On Wednesday Microsoft announced something big in a little number. NCSA put one of its systems, the 9,000+ core Abe system, on the latest TOP500 list at number 23. The system performed at 68.5 TFLOPS on the HPL, the TOP500 metric of merit. According to Ryan Waite, group program manager for HPC at Microsoft, the software giant’s HPC team is especially proud to put a Windows HPC Server system that high on the list, and to see it run with nearly 77 percent efficiency. This is the highest ranking Windows HPC system to date.
Waite also pointed to the efficiency of another large Windows HPC Server system in double-digit seats on the TOP500 list. Umea University in northern Sweden placed their 5,376 core system at number 39 with 85.5 percent efficiency; according to Microsoft those figures make this the most efficient x86-based cluster in the TOP500. The Umea system is the second largest Windows HPC system ever built and marks the first time that Windows HPC Server has been announced on IBM hardware (Umea’s system is a Xeon-based cluster from IBM).
NCSA is running Beta 1 of Windows HPC Server 2008 on this system. Robert Pennington, deputy director of the NCSA, said in a prepared statement that “Our experience with Windows HPC Server 2008 has been impressive…. When we deployed Windows on our cluster, which has more than 1,000 nodes, we went from bare metal to running the LINPACK benchmark programs in just four hours. The performance of Windows HPC Server 2008 has yielded efficiencies that are among the highest we’ve seen for this class of machine.”
Microsoft also announced today that the Release Candidate for HPC Server will be available for download from their Web site the last week of June. Waite pointed to the extensive developments that have gone into HPC Server to ensure performance at scale. On the networking side, Microsoft has developed NetworkDirect RDMA, a new remote direct memory access interface protocol. Microsoft has partnered with vendors of a variety of networking hardware, including NetEffect, Mellanox and Myricom, in developing and proving NetworkDirect. NetEffect announced its support for NetworkDirect in its 10 GbE line last week, and Mellanox is demonstrating 2 microsecond latency and 2 GB per second throughput on its new ConnectX IB cards this week at ISC.
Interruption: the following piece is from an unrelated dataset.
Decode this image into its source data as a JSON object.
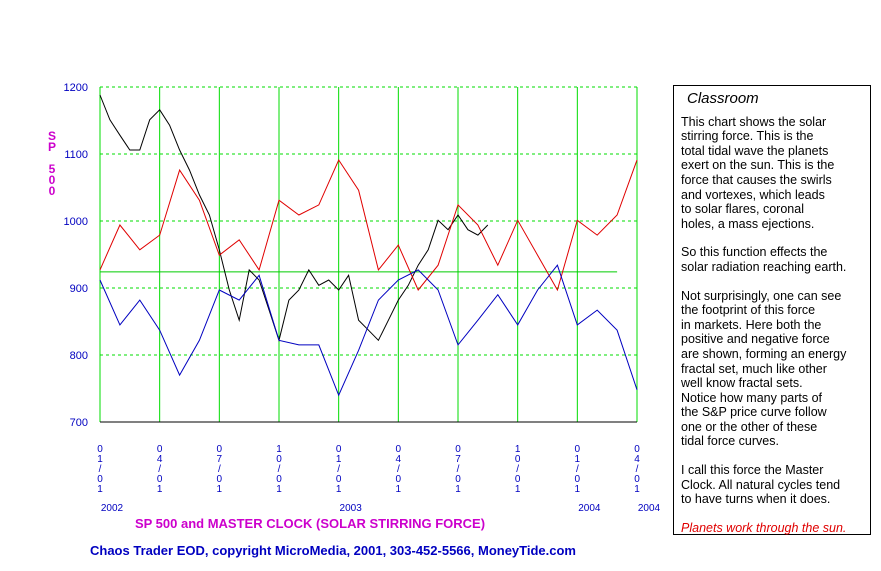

Microsoft has also invested a lot of effort engineering the shared memory interface in MPI to be more effective, especially for multicore processors. “Many of the customers we are talking to have existing MPI codes that they don’t want to re-tool,” said Waite. “For these customers it is critical that MPI be as effective as possible.” Interestingly, Microsoft is contributing its changes back to the MPICH community.
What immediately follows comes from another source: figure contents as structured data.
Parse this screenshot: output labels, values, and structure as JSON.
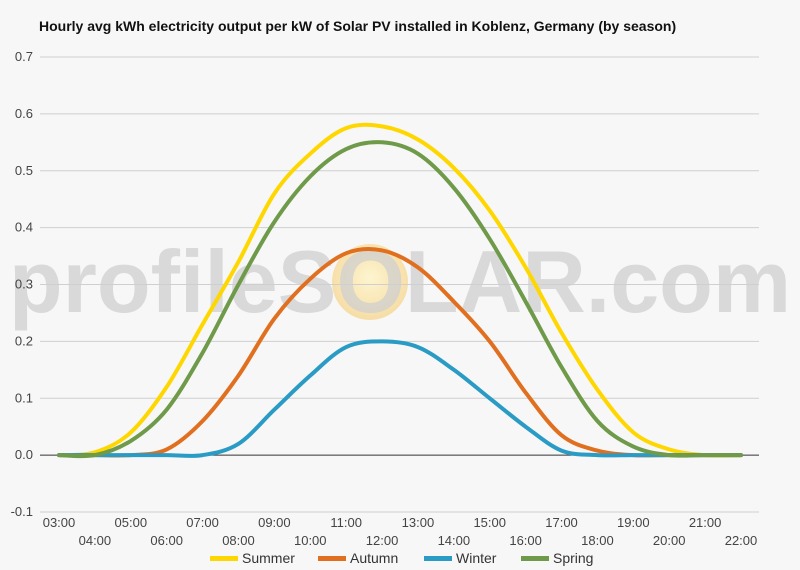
{
  "chart_data": {
    "type": "line",
    "title": "Hourly avg kWh electricity output per kW of Solar PV installed in Koblenz, Germany (by season)",
    "xlabel": "",
    "ylabel": "",
    "ylim": [
      -0.1,
      0.7
    ],
    "yticks": [
      "-0.1",
      "0.0",
      "0.1",
      "0.2",
      "0.3",
      "0.4",
      "0.5",
      "0.6",
      "0.7"
    ],
    "x": [
      "03:00",
      "04:00",
      "05:00",
      "06:00",
      "07:00",
      "08:00",
      "09:00",
      "10:00",
      "11:00",
      "12:00",
      "13:00",
      "14:00",
      "15:00",
      "16:00",
      "17:00",
      "18:00",
      "19:00",
      "20:00",
      "21:00",
      "22:00"
    ],
    "grid": true,
    "legend": "bottom",
    "watermark": "profileSOLAR.com",
    "series": [
      {
        "name": "Summer",
        "color": "#ffd700",
        "values": [
          0.0,
          0.005,
          0.04,
          0.12,
          0.23,
          0.34,
          0.46,
          0.53,
          0.575,
          0.578,
          0.555,
          0.505,
          0.43,
          0.33,
          0.215,
          0.115,
          0.04,
          0.01,
          0.0,
          0.0
        ]
      },
      {
        "name": "Autumn",
        "color": "#e07020",
        "values": [
          0.0,
          0.0,
          0.0,
          0.01,
          0.06,
          0.14,
          0.24,
          0.31,
          0.355,
          0.36,
          0.33,
          0.27,
          0.2,
          0.11,
          0.035,
          0.008,
          0.0,
          0.0,
          0.0,
          0.0
        ]
      },
      {
        "name": "Winter",
        "color": "#2a9bc4",
        "values": [
          0.0,
          0.0,
          0.0,
          0.0,
          0.0,
          0.02,
          0.08,
          0.14,
          0.19,
          0.2,
          0.19,
          0.15,
          0.1,
          0.05,
          0.008,
          0.0,
          0.0,
          0.0,
          0.0,
          0.0
        ]
      },
      {
        "name": "Spring",
        "color": "#6f9a49",
        "values": [
          0.0,
          0.0,
          0.025,
          0.08,
          0.18,
          0.3,
          0.41,
          0.49,
          0.538,
          0.55,
          0.53,
          0.47,
          0.38,
          0.27,
          0.155,
          0.06,
          0.015,
          0.0,
          0.0,
          0.0
        ]
      }
    ]
  }
}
Other key technologies in the latest version of HPC Server include deployment and management tools, batch and service-oriented job management, and reliability features such as head node failover.
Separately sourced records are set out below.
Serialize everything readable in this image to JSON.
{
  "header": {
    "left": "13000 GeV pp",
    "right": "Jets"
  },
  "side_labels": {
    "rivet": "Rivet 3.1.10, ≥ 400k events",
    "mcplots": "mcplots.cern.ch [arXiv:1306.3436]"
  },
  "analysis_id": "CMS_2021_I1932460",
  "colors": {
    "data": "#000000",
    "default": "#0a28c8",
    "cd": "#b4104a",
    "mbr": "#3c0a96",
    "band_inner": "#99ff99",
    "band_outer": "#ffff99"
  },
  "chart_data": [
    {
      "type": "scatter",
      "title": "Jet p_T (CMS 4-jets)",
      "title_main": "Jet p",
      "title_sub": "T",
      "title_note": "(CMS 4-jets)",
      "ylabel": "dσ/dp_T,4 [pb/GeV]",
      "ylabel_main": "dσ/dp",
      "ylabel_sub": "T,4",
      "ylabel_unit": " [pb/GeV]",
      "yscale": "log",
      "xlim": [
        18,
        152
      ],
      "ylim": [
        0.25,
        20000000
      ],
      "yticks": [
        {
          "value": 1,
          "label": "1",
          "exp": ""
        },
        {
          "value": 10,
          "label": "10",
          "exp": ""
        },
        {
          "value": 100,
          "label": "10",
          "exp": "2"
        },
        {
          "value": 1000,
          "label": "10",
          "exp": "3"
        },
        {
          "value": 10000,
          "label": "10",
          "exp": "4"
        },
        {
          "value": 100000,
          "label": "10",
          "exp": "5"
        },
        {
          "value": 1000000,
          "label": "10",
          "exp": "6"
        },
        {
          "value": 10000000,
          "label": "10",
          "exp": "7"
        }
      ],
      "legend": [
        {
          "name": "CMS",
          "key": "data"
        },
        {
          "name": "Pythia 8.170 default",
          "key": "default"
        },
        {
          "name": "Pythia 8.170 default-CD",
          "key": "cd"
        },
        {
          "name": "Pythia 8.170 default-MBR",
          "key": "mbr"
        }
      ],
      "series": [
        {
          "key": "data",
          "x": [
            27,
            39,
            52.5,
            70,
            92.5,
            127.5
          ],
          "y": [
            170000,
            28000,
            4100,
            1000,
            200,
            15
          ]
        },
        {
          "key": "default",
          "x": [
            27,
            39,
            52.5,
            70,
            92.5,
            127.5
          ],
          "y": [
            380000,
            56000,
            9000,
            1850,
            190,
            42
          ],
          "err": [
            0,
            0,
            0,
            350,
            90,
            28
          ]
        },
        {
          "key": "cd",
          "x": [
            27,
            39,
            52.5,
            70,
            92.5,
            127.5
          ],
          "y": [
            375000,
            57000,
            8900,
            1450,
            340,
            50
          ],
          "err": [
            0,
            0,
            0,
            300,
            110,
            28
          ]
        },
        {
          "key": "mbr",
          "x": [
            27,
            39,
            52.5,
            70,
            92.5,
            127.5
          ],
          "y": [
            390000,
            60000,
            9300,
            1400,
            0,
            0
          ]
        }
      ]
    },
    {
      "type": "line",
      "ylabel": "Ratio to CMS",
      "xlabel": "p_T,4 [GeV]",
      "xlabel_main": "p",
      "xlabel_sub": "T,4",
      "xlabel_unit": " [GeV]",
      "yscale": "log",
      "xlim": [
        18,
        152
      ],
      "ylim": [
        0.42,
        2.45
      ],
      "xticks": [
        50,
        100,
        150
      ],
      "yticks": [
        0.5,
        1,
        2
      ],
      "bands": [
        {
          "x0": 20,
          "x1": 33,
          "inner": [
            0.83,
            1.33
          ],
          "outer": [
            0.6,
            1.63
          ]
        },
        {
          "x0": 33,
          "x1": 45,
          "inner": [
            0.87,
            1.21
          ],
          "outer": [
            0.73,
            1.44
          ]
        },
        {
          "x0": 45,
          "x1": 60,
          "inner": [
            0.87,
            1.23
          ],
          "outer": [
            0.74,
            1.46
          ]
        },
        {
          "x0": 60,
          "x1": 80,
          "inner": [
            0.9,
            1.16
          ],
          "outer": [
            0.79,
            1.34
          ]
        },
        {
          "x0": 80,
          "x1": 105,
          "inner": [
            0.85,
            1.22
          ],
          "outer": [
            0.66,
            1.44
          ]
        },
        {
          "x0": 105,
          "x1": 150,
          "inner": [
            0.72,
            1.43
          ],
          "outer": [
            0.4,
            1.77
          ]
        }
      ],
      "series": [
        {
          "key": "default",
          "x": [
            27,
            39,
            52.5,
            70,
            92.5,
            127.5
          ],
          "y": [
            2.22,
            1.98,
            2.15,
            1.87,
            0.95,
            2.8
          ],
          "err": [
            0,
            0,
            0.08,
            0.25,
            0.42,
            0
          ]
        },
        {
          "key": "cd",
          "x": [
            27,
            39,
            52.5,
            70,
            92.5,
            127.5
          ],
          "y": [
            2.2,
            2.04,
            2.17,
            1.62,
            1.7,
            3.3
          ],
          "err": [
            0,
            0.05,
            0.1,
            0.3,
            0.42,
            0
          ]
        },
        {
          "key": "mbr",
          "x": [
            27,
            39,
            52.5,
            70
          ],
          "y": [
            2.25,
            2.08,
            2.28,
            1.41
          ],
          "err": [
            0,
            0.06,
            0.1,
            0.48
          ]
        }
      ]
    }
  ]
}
So, who is using HPC Server anyway? According to Waite, he is seeing more customers getting experience with the beta, including many users deploying on clusters with more than 200 nodes. Users include groups from national labs, research universities, engineering users running COTS packages such as FLUENT, and the oil and gas industry. One interesting customer is a large medical organization that is integrating its HPC operations into its overall IT offering. “This customer in particular is a good example of how HPC is becoming part of the general fabric of enterprise computing,” explains Waite.
NCSA’s Merle Giles echoes this point in a video released with the announcement, “The significance of the TOP500 run using a Windows operating system is that it opens the possibilities for other industries to utilize HPC that may not have been thinking of it…. As companies want to migrate from what may be on a desktop to what may be in the HPC environment, Windows becomes very important.”
The final production release of HPC Server 2008 is expected later this year.